Ever go to do a job without the right tools, only to find the job takes twice as long, is full of headaches, and the results don’t turn out the same?
This was the outcome at the Santa Barbara County Board of Supervisor’s Tuesday hearing. The board denied a 4,000-acre subdivision into 13 parcels on a 3-2 vote. Both North County supervisors recommended approval but the three South County supervisors seemed to want to squeeze more blood from the turnip. This was after a 14-year process whereby the applicant followed all the rules and still came up short. Why? Because a one-size-fits-all approach and single tool has been handed down by our policy-makers to do the job of managing agricultural resources.
Over 10 years ago, I found myself in my dream job — Santa Barbara County’s first agricultural land-use planner. The position was housed in the Agricultural Commissioner’s Office, a governmental agency geared toward helping farmers and ranchers through the regulatory maze of pest control, protect against invasive plants and animals, and manage agricultural resources.
The position was appropriately placed in the Agricultural Commissioner’s Office to carry on the purpose of protecting agriculture as a valuable resource. The position was modeled after the program in San Luis Obispo that has been around for years.
Unfortunately, the position was moved to the Planning and Development Department. I chose not to follow due to my concern that the integrity and objective of the program could not be adequately served in Planning and Development. The position was eventually eliminated.
So, here we are 11 years later, still arm wrestling with what is right and good for agriculture. The latest defeat was visibly devastating to the owners who were trying to keep the farm in the family by creating more manageable parcels, ranging in size from 160 to 650 acres. The project met all of the environmental quality factors, studies and mitigations.
The staff presented a completed environmental impact report and findings for consistency with all zoning and land-use laws to the Planning Commission six weeks ago. The commission denied the project on a 3-2 vote, forcing staff to reverse their position and bring findings for denial to the Board of Supervisors.
Supervisor Steve Lavagnino asked: “What message are we sending if after more than 10 years of study, research and mitigation, with staff’s analysis and approval, we move the bar at the very end for no logical reason? This is not a good process.”

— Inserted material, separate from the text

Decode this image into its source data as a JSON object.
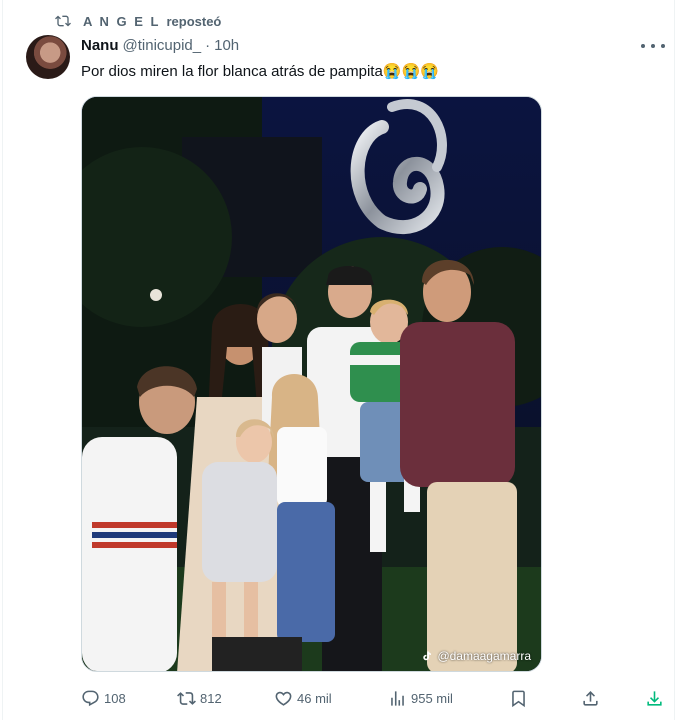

It is not a good process. There are not enough tools in this county to support our farmers and ranchers. One tool that is collecting dust on a shelf is the Agricultural Resource Environmental/Economic Assessment study, which shows that out of the 1,444 farms reported in 2002, only 205 were larger than 500 acres.
Given that our agricultural industry’s contribution to the local economy has grown from $775 million in 2002 to a reported $1.4 billion in 2016, we do a pretty good job farming on parcels under 500 acres.
The denial came down to the concern with urban sprawl on agricultural lands, comparing the project to five-acre parcels in Santa Ynez, 10-20-acre parcels in Carpinteria, and even Guadalupe and Tanglewood. What was misunderstood is that land management and stewardship come from our farmers and ranchers. The average age of a farmer is getting older every year. We need to provide more tools in the toolbox for the next generation of farmers to stay in farming.